Using that pic of the ring brings it all back. It’s a sad song. Sad at the caliber of “He Stopped Loving Her Today” or “Old Violin”.
So…this blog is about creativity and the whole journey of “making it”. I try not to discuss a lot of life issues on the blog. That doesn’t fit the theme, but there are times when dealing with life issues really affect your time and affect your creativity. This week…the last two weeks! Whew! My washing machine went out, and that took a lot more work/time than you’d think. But, I need my pickup running (and safe) in order to haul washing machines around. So, I’ve been working on the pickup a lot. This week, Tuesday morning, I was out working on the truck, and got hit by a wasp on the back of my right hand. And I have this recording session scheduled for Wednesday?

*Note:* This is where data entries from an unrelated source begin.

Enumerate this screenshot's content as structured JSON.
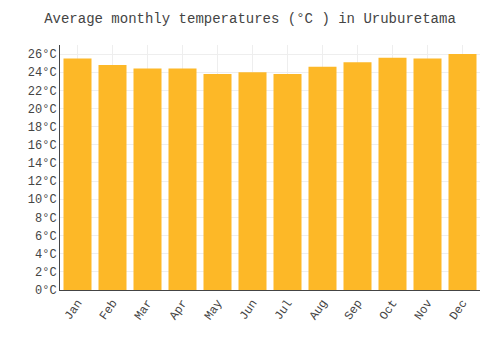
{
  "chart_data": {
    "type": "bar",
    "title": "Average monthly temperatures (°C ) in Uruburetama",
    "categories": [
      "Jan",
      "Feb",
      "Mar",
      "Apr",
      "May",
      "Jun",
      "Jul",
      "Aug",
      "Sep",
      "Oct",
      "Nov",
      "Dec"
    ],
    "values": [
      25.5,
      24.8,
      24.4,
      24.4,
      23.8,
      24.0,
      23.8,
      24.6,
      25.1,
      25.6,
      25.5,
      26.0
    ],
    "color": "#FDB827",
    "ylim": [
      0,
      27
    ],
    "yticks": [
      {
        "value": 0,
        "label": "0°C"
      },
      {
        "value": 2,
        "label": "2°C"
      },
      {
        "value": 4,
        "label": "4°C"
      },
      {
        "value": 6,
        "label": "6°C"
      },
      {
        "value": 8,
        "label": "8°C"
      },
      {
        "value": 10,
        "label": "10°C"
      },
      {
        "value": 12,
        "label": "12°C"
      },
      {
        "value": 14,
        "label": "14°C"
      },
      {
        "value": 16,
        "label": "16°C"
      },
      {
        "value": 18,
        "label": "18°C"
      },
      {
        "value": 20,
        "label": "20°C"
      },
      {
        "value": 22,
        "label": "22°C"
      },
      {
        "value": 24,
        "label": "24°C"
      },
      {
        "value": 26,
        "label": "26°C"
      }
    ],
    "grid": true
  }
}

My hand started swelling. Awake at 3am, that morning, and I knew I was in trouble. I’ve never had a reaction like that before.
Swollen hand vs. recording studio.
Not a good combination. I had some music lines prerecorded at home, but still, if you’re a musician, you need your hand, right?
This is Friday morning, and it’s some better, but whew! I’m ready for that to get back to normal.